Il émet un rire maussade en portant la main à son front : C'est complètement stupide, je me souviens d'avoir vu un gars en noir sur le bord de la route. Je devrais vraiment être bourré... 

Ses doigts se croisent dans ses cheveux et ses yeux bruns s'égarent vers le plafond.

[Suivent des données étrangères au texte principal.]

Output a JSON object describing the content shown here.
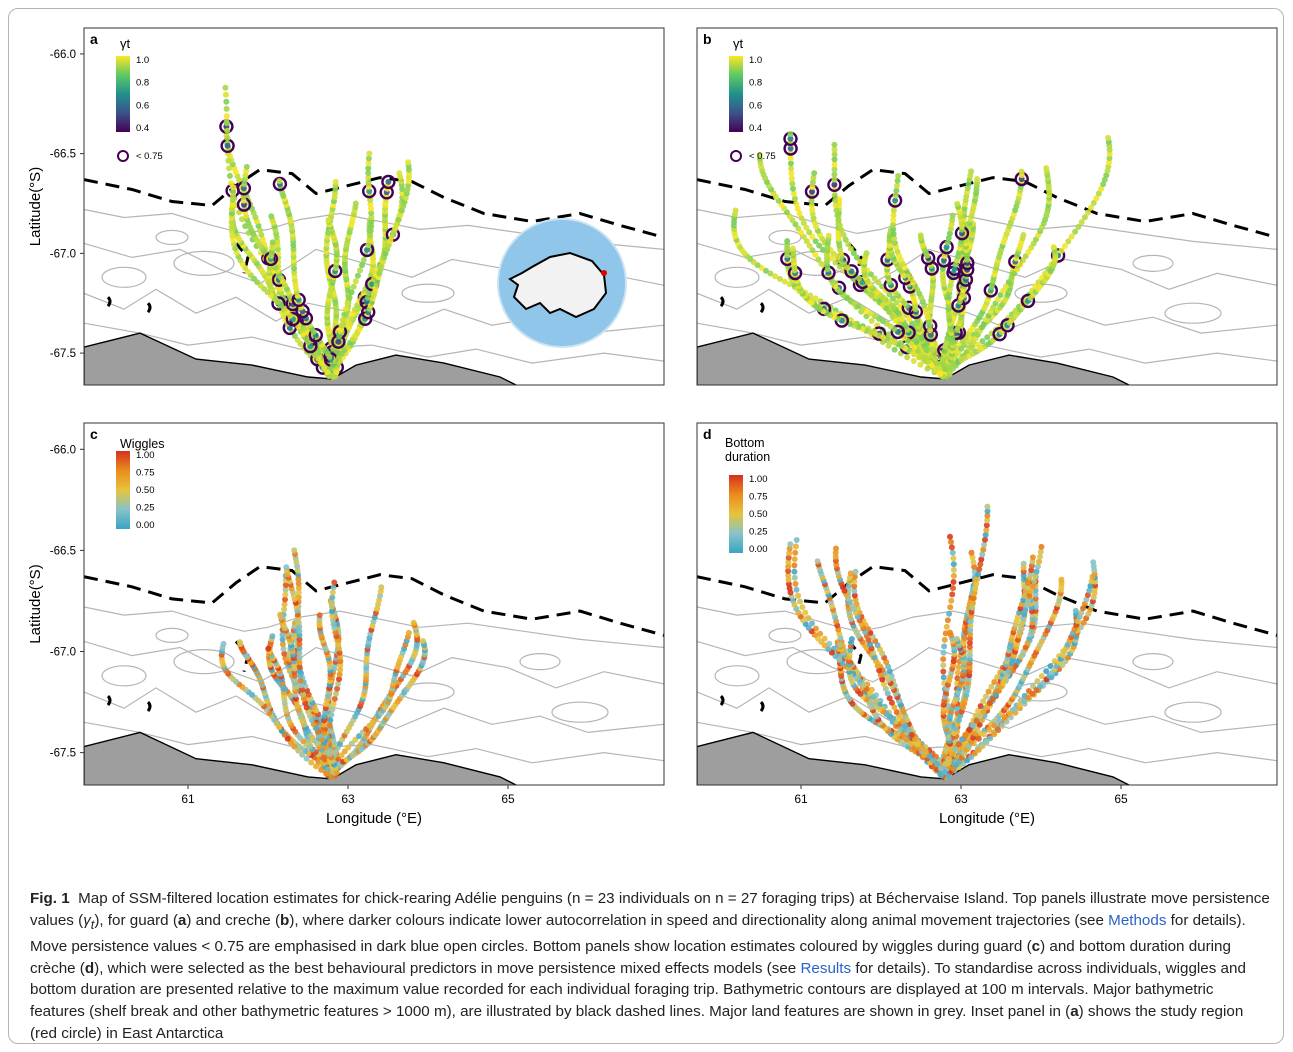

— On est parti en vol plané. Je me souviens de la scène au ralenti, comme un mauvais film. La voiture s’est retournée. Une fois, deux fois... Toutes les conneries qu’on amasse dans une bagnole volaient autour de nous et venaient nous frapper au visage. C'est fou comme une simple bouteille vide peut faire mal ! Dans ce monde à l'envers, ce monde suspendu, la chevelure d'Alix flottaient et dansaient dans l'air comme un drap battu par la bourrasque... Je me suis accroché. La course folle de l’auto s’est stoppée contre un arbre. Je me souviens clairement du choc, la violence et le bruit de craquement de la tôle.

Il chercha à reprendre son souffle, des larmes coulaient en silence sur ses joues.

— J’étais à peine sonné. Je me suis retourné pour m’assurer que personne n'avait rien. Et je l’ai vue. Je n’ai vu qu’elle. Alix, le visage en sang, ses beaux cheveux blonds maculés de rouge, ses grands yeux encore ouverts, empreints d'une expression de surprise. Sa bouche magnifique était figée dans une moue terrifiante.

Il ne put poursuivre, sa voix se brisa et il se recroquevilla sur sa chaise.

Une enquête avait été ouverte sur les circonstances de l’accident et avait duré deux semaines. Malgré l’évidente responsabilité du jeune homme et contre toute logique, la famille de l'étudiante, très attachée à Mike, avait fait peser son témoignage pour que le procureur allège au maximum sa sanction. Les autres jeunes qui s'en étaient sortis avec quelques contusions appuyèrent aussi sa défense, attestant qu’ils avaient tous insisté pour qu’il conduise.

Peu importaient ce tourbillon juridique et les charognards de journalistes qui s’emparaient du dramatique faits divers. Mickaël avait plongé dans une sorte de catatonie suite au traumatisme et était dans l'incapacité de comparaître devant le juge. Il passa un mois en institut psychiatrique puis fut finalement libéré, sous condition d'un suivi médical constant et d'une lourde médication.

La culpabilité et la mort d'Alix était pire que toutes les peines qu'on aurait pu lui infliger. Il aurait même préféré subir un châtiment aux yeux de la loi qui aurait eu l'avantage d'être rédempteur. Ignorant son besoin d’expiation, la vie quotidienne reprit son cours, mais lui n'était plus que l'ombre de lui-même. C'était comme si quelqu'un avait appuyé sur le bouton off de ses émotions : il était tout bonnement éteint.

Par la suite, il s'interrogera sur ce tragique événement en se demandant s'il l'avait prédisposé à ce qui l'attendait dans les mois à venir... ou si, quoi qu'il fasse, le destin ne lui aurait laissé aucune autre alternative.